The Resuscitation Council is clear that, when “a person is dying—for example, from organ failure, frailty, or advanced cancer—and his or her heart stops as a final part of a dying process, CPR will not prevent death and may do harm.”
To be more specific, “Cardiopulmonary resuscitation is futile for in-hospital cancer patients with widespread incurable disease and poor performance status.”
However, there are lots of people for whom the situation around CPR is less clear cut. These individuals might benefit from a discussion of the worst, usual and best possible scenarios.
Let’s start with the best case. We’re concerned here with people who have organ failure, frailty or cancer. So the very best case scenario, in medical terms, is that they get back to how they were before the CPR. Usually the CPR only happens because something has got much worse – so the ‘best case’ may well not be very good.
International meta-analyses have found that that survival after CPR is even lower for older patients, and for those who need help with activities of daily living.
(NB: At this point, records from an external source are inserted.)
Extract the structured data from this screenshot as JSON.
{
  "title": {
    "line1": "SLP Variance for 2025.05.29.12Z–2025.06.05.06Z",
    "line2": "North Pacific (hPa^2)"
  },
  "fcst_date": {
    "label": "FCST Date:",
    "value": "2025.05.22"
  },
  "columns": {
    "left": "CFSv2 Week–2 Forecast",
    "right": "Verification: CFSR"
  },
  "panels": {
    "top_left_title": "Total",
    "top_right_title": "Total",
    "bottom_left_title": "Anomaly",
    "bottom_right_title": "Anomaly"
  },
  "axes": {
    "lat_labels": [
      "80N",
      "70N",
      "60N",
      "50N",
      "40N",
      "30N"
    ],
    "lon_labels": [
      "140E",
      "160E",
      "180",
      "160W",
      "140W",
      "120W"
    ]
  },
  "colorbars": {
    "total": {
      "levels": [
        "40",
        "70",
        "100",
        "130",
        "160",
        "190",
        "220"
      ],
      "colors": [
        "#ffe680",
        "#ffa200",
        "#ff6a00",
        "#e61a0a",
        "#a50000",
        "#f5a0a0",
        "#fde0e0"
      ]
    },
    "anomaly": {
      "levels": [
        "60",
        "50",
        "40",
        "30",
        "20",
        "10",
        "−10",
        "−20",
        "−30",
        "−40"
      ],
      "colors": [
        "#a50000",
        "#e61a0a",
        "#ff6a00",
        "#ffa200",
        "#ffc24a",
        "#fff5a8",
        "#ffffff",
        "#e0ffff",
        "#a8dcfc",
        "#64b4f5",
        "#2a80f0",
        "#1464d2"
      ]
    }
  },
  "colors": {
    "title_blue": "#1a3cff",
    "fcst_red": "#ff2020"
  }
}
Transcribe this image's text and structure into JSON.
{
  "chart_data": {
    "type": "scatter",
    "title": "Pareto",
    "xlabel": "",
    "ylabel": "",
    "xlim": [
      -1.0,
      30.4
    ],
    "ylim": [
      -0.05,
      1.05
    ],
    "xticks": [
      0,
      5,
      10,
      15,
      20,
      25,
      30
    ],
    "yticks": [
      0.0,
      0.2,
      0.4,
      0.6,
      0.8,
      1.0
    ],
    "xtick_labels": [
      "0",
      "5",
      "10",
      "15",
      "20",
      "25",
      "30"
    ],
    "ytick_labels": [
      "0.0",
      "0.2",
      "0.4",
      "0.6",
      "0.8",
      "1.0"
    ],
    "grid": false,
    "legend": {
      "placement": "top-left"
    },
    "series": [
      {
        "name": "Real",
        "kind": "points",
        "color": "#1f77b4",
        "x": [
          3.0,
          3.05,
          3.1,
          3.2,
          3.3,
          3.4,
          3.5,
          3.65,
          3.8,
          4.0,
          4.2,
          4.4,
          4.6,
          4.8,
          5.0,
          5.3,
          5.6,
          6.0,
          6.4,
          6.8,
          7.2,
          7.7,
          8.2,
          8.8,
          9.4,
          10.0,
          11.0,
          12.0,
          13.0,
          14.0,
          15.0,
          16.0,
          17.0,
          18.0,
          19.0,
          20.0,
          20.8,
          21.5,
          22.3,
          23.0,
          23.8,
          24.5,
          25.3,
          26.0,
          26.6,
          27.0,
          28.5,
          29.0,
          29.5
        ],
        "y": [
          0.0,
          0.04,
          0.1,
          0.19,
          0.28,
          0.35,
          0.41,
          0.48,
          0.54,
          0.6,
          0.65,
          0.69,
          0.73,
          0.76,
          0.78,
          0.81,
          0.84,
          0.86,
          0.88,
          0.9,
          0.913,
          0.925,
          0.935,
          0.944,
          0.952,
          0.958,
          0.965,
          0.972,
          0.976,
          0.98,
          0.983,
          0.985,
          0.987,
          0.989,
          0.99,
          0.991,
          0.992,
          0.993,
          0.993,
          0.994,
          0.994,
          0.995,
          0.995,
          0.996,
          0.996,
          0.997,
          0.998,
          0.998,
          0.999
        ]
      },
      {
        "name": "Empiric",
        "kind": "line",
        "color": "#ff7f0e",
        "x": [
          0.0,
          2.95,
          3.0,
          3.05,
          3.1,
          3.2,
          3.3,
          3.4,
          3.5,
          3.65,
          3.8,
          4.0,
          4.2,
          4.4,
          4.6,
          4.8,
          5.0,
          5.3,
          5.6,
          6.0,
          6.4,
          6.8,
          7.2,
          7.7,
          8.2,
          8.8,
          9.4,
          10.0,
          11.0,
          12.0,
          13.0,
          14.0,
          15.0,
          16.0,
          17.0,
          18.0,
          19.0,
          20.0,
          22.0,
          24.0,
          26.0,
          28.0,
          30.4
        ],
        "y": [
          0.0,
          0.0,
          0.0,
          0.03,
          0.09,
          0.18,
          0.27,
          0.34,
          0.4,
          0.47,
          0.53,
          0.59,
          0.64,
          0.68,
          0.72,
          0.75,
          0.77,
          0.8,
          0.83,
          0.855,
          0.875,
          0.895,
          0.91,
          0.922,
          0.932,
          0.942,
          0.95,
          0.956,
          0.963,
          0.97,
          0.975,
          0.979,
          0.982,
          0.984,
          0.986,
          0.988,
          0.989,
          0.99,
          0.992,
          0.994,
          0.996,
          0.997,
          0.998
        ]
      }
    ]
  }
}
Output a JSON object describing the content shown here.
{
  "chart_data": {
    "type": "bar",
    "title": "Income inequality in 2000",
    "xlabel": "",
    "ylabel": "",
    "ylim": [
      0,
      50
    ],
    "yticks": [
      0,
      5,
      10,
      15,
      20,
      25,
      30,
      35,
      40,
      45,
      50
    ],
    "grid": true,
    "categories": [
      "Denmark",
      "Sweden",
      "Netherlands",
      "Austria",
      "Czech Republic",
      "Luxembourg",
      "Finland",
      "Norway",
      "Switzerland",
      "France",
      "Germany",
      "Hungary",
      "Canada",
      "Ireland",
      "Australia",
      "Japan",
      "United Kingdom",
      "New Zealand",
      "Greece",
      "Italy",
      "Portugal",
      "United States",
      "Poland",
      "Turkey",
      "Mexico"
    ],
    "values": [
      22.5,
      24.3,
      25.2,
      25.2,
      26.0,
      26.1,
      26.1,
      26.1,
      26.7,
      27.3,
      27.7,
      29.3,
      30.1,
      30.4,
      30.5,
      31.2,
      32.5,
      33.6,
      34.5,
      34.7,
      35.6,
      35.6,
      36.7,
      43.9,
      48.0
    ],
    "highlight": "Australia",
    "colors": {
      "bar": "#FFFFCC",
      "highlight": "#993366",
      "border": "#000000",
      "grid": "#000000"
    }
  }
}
For example, two large meta-analyses, found that survival to hospital discharge decreased especially when the patients were aged over 70., Of course, age can be a ‘marker’ for overall health or functional status, so van de Glind’s 2013 meta-analysis concluded that “older age alone does not seem to be a good criterion for denying patients CPR”.
What about the less good outcomes? There are some very bad scenarios after CPR for people with chronic diseases.
I’ve already shared one of these, with Debbie’s story. Michael Stone has described another — when paramedics make decisions about individuals they have never previously even spoke to. These stories are not actually the worst case scenario, in my view. I think surviving with one’s heart beating and significant hypoxic brain damage would be even worse.
Other people may, of course, think differently — but I think that everyone making a choice for themselves should surely know of these potential scenarios.
I also think that patients and their families might want to consider another sort of scenario altogether…
When my own father died (of cancer), no-one attempted CPR. Instead, I kissed him, told him I loved him and laid down beside him.